While many of the following locations may prefer a bachelor’s degree, it’s up to you to put your best foot forward in the application process and to show that a degree isn’t everything.
So if you’re the type to seek an education through meaningful travel and cultural exploration rather than in the academy, we’ll totally vouch for the validity of that hard-earned travel diploma. And here are some ways to amplify your experience along the way.
8) Teach English in Thailand
It’s no secret that we love Thailand and all that it has to offer, so we get really excited to share details with you! Teaching English in Thailand without a degree is possible, but you’ll find that most places on the web will tell you a degree is required.

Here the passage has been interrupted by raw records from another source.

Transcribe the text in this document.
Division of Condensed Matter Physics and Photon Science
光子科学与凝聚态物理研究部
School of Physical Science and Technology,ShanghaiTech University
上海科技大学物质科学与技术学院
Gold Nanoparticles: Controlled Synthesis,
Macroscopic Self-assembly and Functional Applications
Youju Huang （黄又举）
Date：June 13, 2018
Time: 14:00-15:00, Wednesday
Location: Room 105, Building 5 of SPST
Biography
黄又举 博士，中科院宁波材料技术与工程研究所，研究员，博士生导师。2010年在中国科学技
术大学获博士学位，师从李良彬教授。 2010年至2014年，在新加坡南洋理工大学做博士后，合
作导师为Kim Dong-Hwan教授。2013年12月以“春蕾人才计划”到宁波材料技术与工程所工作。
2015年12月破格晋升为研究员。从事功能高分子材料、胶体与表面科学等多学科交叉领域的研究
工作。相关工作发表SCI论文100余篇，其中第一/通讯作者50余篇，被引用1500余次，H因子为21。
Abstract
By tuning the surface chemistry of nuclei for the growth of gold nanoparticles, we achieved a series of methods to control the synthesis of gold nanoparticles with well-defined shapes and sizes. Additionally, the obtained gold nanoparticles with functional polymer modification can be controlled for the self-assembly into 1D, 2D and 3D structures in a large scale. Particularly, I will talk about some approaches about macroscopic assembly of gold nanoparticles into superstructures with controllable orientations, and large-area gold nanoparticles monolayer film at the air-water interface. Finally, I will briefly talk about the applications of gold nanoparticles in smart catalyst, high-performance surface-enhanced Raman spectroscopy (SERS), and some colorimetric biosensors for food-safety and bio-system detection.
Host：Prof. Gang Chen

Here’s the scoop: government schools are not allowed to sponsor work permits for those who do not hold a bachelor’s degree, but they can still hire you. It just means you’ll have to do some extra leg work to figure out how to obtain your own work permit (and pay for it yourself). Plus, you’ll need a TEFL certificate.

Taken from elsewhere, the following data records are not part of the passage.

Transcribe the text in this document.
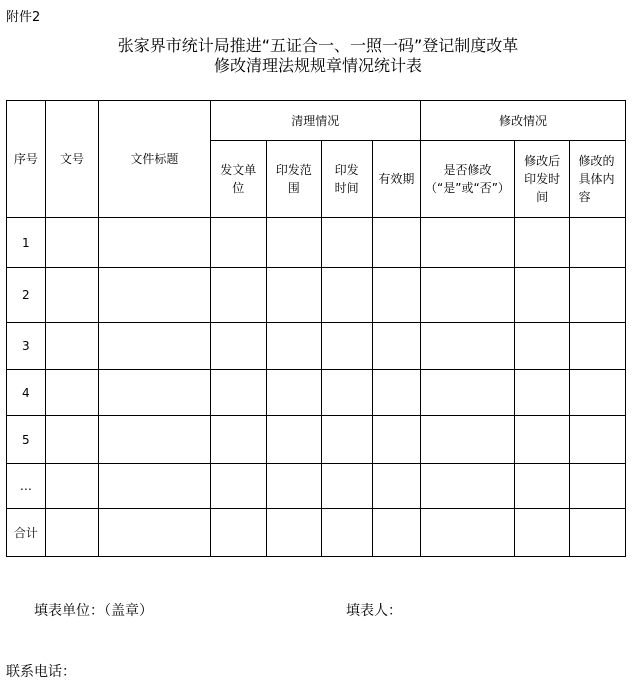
附件2
张家界市统计局推进“五证合一、一照一码”登记制度改革
修改清理法规规章情况统计表
序号	文号	文件标题	清理情况				修改情况		
			发文单位	印发范围	印发时间	有效期	是否修改（“是”或“否”）	修改后印发时间	修改的具体内容
1									
2									
3									
4									
5									
…									
合计									
填表单位：（盖章）	填表人：
联系电话：
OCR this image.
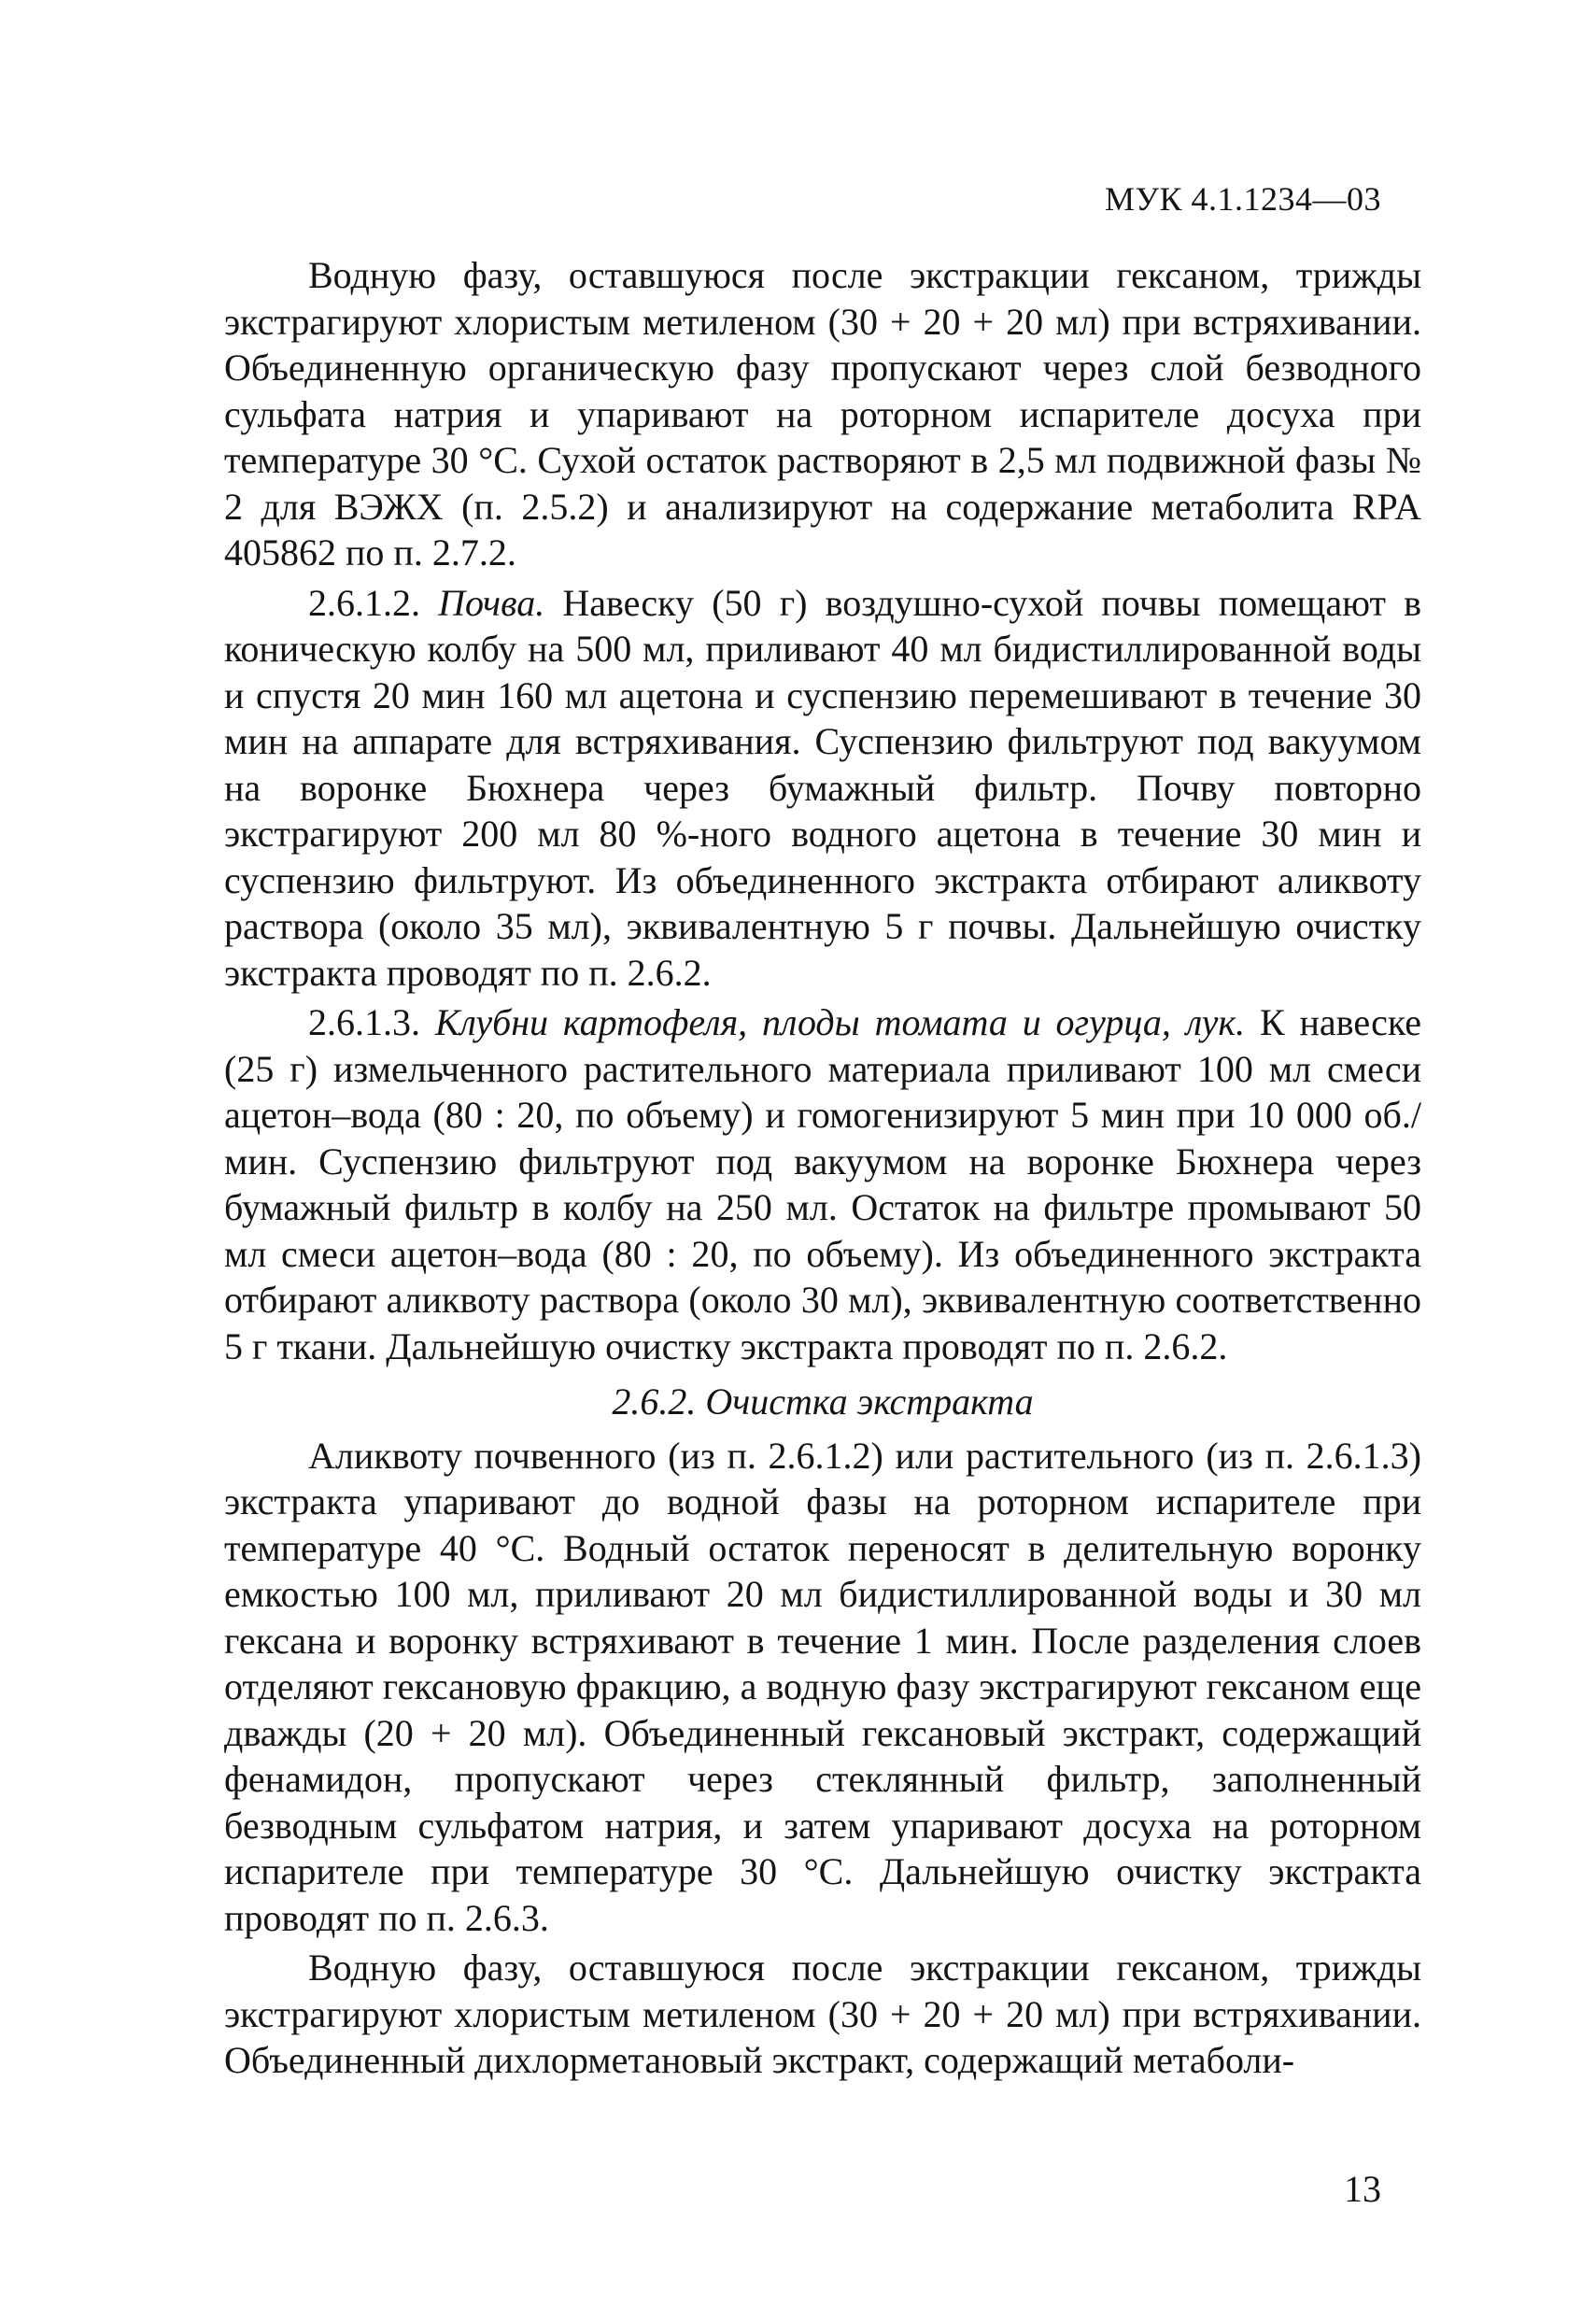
МУК 4.1.1234—03

Водную фазу, оставшуюся после экстракции гексаном, трижды экстрагируют хлористым метиленом (30 + 20 + 20 мл) при встряхивании. Объединенную органическую фазу пропускают через слой безводного сульфата натрия и упаривают на роторном испарителе досуха при температуре 30 °С. Сухой остаток растворяют в 2,5 мл подвижной фазы № 2 для ВЭЖХ (п. 2.5.2) и анализируют на содержание метаболита RPA 405862 по п. 2.7.2.

2.6.1.2. Почва. Навеску (50 г) воздушно-сухой почвы помещают в коническую колбу на 500 мл, приливают 40 мл бидистиллированной воды и спустя 20 мин 160 мл ацетона и суспензию перемешивают в течение 30 мин на аппарате для встряхивания. Суспензию фильтруют под вакуумом на воронке Бюхнера через бумажный фильтр. Почву повторно экстрагируют 200 мл 80 %-ного водного ацетона в течение 30 мин и суспензию фильтруют. Из объединенного экстракта отбирают аликвоту раствора (около 35 мл), эквивалентную 5 г почвы. Дальнейшую очистку экстракта проводят по п. 2.6.2.

2.6.1.3. Клубни картофеля, плоды томата и огурца, лук. К навеске (25 г) измельченного растительного материала приливают 100 мл смеси ацетон–вода (80 : 20, по объему) и гомогенизируют 5 мин при 10 000 об./мин. Суспензию фильтруют под вакуумом на воронке Бюхнера через бумажный фильтр в колбу на 250 мл. Остаток на фильтре промывают 50 мл смеси ацетон–вода (80 : 20, по объему). Из объединенного экстракта отбирают аликвоту раствора (около 30 мл), эквивалентную соответственно 5 г ткани. Дальнейшую очистку экстракта проводят по п. 2.6.2.

2.6.2. Очистка экстракта

Аликвоту почвенного (из п. 2.6.1.2) или растительного (из п. 2.6.1.3) экстракта упаривают до водной фазы на роторном испарителе при температуре 40 °С. Водный остаток переносят в делительную воронку емкостью 100 мл, приливают 20 мл бидистиллированной воды и 30 мл гексана и воронку встряхивают в течение 1 мин. После разделения слоев отделяют гексановую фракцию, а водную фазу экстрагируют гексаном еще дважды (20 + 20 мл). Объединенный гексановый экстракт, содержащий фенамидон, пропускают через стеклянный фильтр, заполненный безводным сульфатом натрия, и затем упаривают досуха на роторном испарителе при температуре 30 °С. Дальнейшую очистку экстракта проводят по п. 2.6.3.

Водную фазу, оставшуюся после экстракции гексаном, трижды экстрагируют хлористым метиленом (30 + 20 + 20 мл) при встряхивании. Объединенный дихлорметановый экстракт, содержащий метаболи-

13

From gorgeous beaches with transparent water and mountains worth hiking to the top of, to temples in every corner, Thailand is a unique experience! Bangkok, Chiang Mai, and Phuket have the most amount of available work, but there are more jobs available than teachers to fill them.
7) Teach English in Mexico
Mexico remains one of the most popular destinations to teach English abroad, and one of the reasons is because it does not require a degree! Note that there are employers that do require a degree (often universities will), but there are still lots of opportunities that don’t.
Other reasons include the obvious: amazing cuisine, beautiful coastline, impressive cities, strong history, and pueblos magics (magic villages)! Find jobs anywhere from Puerto Vallarta and Guadalajara to Veracruz and Mexico City.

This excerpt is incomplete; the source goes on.